Naquela noite, quando Freddie já estava na cama, Jonathan se senta em sua cama, dá um afago no cabelo do filho, suspira e diz:

“Filho, preciso ter uma conversa séria com você. Mesmo sendo tão pequenininho, espero que você entenda.”

“É sobre o que eu fiz hoje? Foi errado, vou ficar de castigo?”

“Não, filho, não vai. Mas tem a ver com o que você fez hoje, sim.”

“Não tem nenhum amiguinho meu que faz algumas coisas que eu faço, papai...”

“Eu sei. É hora de te falar a verdade, Freddie... eu e sua mãe não somos seus pais de verdade.”

“Não?”, o menino começa a ficar com os olhos cheios de lágrimas.
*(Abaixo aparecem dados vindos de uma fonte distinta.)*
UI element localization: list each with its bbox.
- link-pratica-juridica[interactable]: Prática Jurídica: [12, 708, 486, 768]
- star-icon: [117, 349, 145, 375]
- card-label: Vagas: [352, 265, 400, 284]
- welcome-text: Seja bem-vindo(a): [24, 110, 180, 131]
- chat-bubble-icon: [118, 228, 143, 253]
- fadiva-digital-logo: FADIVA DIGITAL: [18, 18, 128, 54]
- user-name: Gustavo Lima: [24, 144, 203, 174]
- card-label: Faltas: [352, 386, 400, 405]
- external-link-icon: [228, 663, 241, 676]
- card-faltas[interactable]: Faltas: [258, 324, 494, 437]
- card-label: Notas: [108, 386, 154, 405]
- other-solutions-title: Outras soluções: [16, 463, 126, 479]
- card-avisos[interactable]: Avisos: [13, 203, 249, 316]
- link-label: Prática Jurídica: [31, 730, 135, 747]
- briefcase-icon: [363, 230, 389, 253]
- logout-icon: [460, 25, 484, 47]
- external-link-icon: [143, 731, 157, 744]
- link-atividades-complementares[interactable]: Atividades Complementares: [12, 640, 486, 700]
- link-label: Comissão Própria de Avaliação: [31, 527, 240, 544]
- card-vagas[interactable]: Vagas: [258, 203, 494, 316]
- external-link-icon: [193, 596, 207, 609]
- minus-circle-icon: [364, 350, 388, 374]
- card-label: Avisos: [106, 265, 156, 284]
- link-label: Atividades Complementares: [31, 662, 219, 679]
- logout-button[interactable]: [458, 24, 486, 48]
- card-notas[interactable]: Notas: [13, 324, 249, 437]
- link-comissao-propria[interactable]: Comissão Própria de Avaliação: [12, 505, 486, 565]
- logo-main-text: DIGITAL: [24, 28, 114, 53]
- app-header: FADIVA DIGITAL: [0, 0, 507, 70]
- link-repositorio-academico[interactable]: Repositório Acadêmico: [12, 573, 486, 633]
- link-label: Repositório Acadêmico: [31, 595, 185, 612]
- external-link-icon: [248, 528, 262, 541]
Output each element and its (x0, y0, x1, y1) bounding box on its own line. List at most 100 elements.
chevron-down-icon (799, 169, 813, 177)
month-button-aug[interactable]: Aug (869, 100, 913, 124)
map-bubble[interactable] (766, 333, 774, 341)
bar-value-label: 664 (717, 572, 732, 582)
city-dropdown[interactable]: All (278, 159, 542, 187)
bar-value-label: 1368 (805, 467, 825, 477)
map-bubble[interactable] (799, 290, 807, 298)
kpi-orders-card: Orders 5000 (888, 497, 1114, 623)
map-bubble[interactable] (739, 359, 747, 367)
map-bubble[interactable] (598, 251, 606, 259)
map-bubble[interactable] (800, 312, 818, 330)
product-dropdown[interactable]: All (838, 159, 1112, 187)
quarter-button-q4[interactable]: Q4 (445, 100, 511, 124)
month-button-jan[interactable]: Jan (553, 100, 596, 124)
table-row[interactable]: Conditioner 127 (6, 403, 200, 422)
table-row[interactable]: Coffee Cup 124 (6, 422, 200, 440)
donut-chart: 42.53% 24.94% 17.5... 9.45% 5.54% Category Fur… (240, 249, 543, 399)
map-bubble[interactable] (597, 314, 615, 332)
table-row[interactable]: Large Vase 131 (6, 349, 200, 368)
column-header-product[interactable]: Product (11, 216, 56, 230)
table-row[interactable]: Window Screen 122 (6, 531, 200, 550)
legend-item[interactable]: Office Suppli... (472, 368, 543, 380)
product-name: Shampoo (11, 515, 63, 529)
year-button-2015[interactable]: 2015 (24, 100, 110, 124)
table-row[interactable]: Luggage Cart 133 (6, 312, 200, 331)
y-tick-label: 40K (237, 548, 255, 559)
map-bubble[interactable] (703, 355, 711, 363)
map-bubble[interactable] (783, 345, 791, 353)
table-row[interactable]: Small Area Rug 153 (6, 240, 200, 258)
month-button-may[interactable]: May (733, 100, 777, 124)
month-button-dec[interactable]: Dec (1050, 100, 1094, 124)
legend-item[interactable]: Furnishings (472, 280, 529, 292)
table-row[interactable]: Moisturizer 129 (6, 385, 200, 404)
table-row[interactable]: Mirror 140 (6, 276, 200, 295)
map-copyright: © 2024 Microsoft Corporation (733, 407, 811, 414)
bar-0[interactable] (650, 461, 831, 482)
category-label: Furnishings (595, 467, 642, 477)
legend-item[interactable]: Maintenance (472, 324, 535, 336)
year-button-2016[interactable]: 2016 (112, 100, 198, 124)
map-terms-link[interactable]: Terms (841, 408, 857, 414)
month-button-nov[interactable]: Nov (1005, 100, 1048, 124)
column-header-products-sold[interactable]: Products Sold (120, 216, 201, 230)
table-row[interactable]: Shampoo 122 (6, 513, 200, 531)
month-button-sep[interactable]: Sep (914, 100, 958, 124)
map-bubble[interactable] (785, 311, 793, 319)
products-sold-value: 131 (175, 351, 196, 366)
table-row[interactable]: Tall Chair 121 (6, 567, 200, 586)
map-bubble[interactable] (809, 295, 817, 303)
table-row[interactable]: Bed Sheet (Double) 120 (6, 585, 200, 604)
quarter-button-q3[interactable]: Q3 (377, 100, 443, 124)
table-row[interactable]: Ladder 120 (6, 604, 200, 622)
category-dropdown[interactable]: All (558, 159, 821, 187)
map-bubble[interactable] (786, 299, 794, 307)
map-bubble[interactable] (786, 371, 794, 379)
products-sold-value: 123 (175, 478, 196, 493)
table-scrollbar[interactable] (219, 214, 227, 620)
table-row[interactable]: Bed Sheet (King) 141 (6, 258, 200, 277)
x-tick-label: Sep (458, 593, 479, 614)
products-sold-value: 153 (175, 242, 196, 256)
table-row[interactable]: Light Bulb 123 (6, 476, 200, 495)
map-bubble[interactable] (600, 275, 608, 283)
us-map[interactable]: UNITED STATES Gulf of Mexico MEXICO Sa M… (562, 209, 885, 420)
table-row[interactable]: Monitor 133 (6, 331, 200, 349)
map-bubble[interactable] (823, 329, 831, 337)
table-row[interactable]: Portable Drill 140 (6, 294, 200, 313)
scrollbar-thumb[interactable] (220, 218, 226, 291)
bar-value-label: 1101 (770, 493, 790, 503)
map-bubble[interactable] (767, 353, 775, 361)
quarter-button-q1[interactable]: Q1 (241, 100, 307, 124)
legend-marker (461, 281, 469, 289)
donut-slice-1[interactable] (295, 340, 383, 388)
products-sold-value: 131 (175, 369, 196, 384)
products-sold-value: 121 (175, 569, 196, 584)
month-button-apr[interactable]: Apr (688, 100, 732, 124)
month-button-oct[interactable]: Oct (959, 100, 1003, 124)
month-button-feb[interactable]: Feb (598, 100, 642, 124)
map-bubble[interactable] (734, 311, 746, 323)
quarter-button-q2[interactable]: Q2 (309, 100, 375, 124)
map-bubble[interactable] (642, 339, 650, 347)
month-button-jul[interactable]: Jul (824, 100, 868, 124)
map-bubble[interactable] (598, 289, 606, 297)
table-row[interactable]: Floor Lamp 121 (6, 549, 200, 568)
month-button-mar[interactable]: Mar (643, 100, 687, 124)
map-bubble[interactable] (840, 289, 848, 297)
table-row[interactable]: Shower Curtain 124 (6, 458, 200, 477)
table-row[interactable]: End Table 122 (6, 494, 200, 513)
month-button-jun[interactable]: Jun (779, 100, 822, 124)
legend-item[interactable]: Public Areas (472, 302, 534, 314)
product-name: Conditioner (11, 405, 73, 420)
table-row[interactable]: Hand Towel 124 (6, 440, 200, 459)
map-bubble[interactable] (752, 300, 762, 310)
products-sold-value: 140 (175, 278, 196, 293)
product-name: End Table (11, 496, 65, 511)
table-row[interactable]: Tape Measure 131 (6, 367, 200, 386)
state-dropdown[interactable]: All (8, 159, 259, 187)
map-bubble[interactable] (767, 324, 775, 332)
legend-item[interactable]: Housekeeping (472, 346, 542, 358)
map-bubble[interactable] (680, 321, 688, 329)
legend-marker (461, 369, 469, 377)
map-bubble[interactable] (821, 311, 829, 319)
“Não fique triste, filho. Sua mãe e eu te amamos do mesmo jeito, e sempre vamos te amar. Só que você precisa entender... você não é igual aos seus amiguinhos.”

“De onde eu vim, papai?”, Freddie está chorando.

“Eu... não sei, filho. Mas o que eu sei é que você é uma bênção pra mim e pra sua mãe, não temos nada mais precioso. Eu preciso te pedir uma coisa, Freddie...”, Jonathan diz, enquanto olha diretamente nos olhos do filho.

“O quê, papai?”

“Você precisa esconder essas coisas que você faz que seus amigos não conseguem. Ou então alguém muito ruim vai vir aqui e te levar pra bem longe da sua mãe e eu.”

“Eu não quero vocês longe!” Ele diz, enquanto abraça fortemente seu pai.

“Nem eu, filho... mas você precisa fazer isso, ou vão tirar você da gente.”

“Tá bom, pai. Eu prometo.”

“Mesmo? Vamos fazer o pacto do cuspe?” o pai cospe na mão.

“Tá bom!” o garoto faz o mesmo, e eles se cumprimentam.

“Agora vai dormir, garoto.” Jonathan dá um beijo no filho.

O homem fecha a porta e para na frente dela... os velhos temores de que seu filho seja muito diferente das outras pessoas parecem estar se confirmando. Ele imagina o que mais seu filho poderá fazer.